The user can either type the words in the query box, or use the mouse or touch to click on the dice to complete the word. A list of the found words is kept and the score is shown for each word and tallied for the total.
Set is a fun pattern matching card game that I like to play. The goal of the game is to find 3 cards that complete a "set" (see the rules here). I thought it would be fun to build this game as a web application that I can use when I don't have the cards with me.
I implemented an N choose K algorithm to find each combination of 3 cards so I could efficiently find all the sets. I used this information to add a "hint" button below the cards that tells the user how many sets are present (I programmed it to ensure there will always be at least 1!).
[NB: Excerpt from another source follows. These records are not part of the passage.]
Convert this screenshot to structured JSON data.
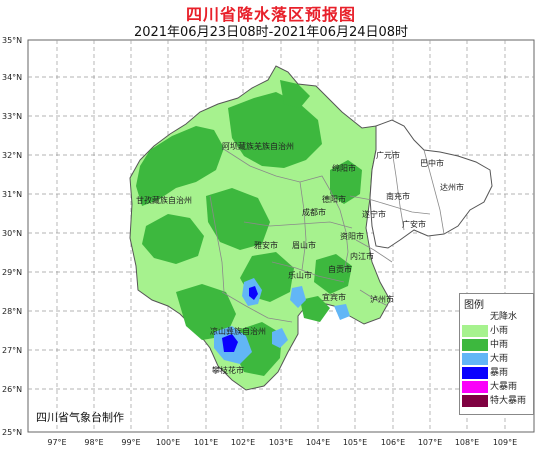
{
  "header": {
    "title": "四川省降水落区预报图",
    "subtitle": "2021年06月23日08时-2021年06月24日08时"
  },
  "axes": {
    "lat_labels": [
      "35°N",
      "34°N",
      "33°N",
      "32°N",
      "31°N",
      "30°N",
      "29°N",
      "28°N",
      "27°N",
      "26°N",
      "25°N"
    ],
    "lon_labels": [
      "97°E",
      "98°E",
      "99°E",
      "100°E",
      "101°E",
      "102°E",
      "103°E",
      "104°E",
      "105°E",
      "106°E",
      "107°E",
      "108°E",
      "109°E"
    ]
  },
  "cities": [
    {
      "name": "阿坝藏族羌族自治州"
    },
    {
      "name": "甘孜藏族自治州"
    },
    {
      "name": "绵阳市"
    },
    {
      "name": "广元市"
    },
    {
      "name": "巴中市"
    },
    {
      "name": "达州市"
    },
    {
      "name": "南充市"
    },
    {
      "name": "德阳市"
    },
    {
      "name": "成都市"
    },
    {
      "name": "遂宁市"
    },
    {
      "name": "广安市"
    },
    {
      "name": "雅安市"
    },
    {
      "name": "眉山市"
    },
    {
      "name": "资阳市"
    },
    {
      "name": "乐山市"
    },
    {
      "name": "内江市"
    },
    {
      "name": "自贡市"
    },
    {
      "name": "宜宾市"
    },
    {
      "name": "泸州市"
    },
    {
      "name": "凉山彝族自治州"
    },
    {
      "name": "攀枝花市"
    }
  ],
  "legend": {
    "title": "图例",
    "items": [
      {
        "label": "无降水",
        "color": "#ffffff"
      },
      {
        "label": "小雨",
        "color": "#a6f28e"
      },
      {
        "label": "中雨",
        "color": "#3db83e"
      },
      {
        "label": "大雨",
        "color": "#62b6f6"
      },
      {
        "label": "暴雨",
        "color": "#0a01fe"
      },
      {
        "label": "大暴雨",
        "color": "#fa01f9"
      },
      {
        "label": "特大暴雨",
        "color": "#7f0141"
      }
    ]
  },
  "footer": {
    "producer": "四川省气象台制作"
  }
}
I used SVGs for the shapes so I didn't need to have different images for each shape/color/shade combo. This also allowed me to easily tweak the colors and size of the shapes.
In the future, I would like to learn about image processing so the user would be able to take a picture of the real set cards on the table and feed it to the application. It could then populate the grid in the application with the same cards. When you play Set for real, sometimes there isn't a set. Having this feature would allow the user to verify that fact before re-dealing.
I am an active climber and spend a lot of time at the climbing gym. The MIT gym's old website needed an overhaul, so I decided to rebuild the website from scratch as a side project.
The primary purpose of the site is to display the gym's upcoming and past hours of operation. A staff member logs in and is able to post hours of when they will be at the wall. The hours are shown in a timeline view that clearly shows when the wall is open and for how long. The view is especially clear when there are multiple overlapping hours.
In order to simplify the view on a mobile device but still maintain continuity for the user, the upcoming hours are presented the same as the past hours on the regular site. The view combines overlapping hours into one block for readability, which is subtle but visually intuitive.
There is a mobile friendly page for most of the full website, including the about page with links to walking directions and a full searchable staff list that lets mobile users easily find the phone numbers of staff.
Staff can also add hours with a unique time picker widget, that I designed, that is easy to use on a mobile device.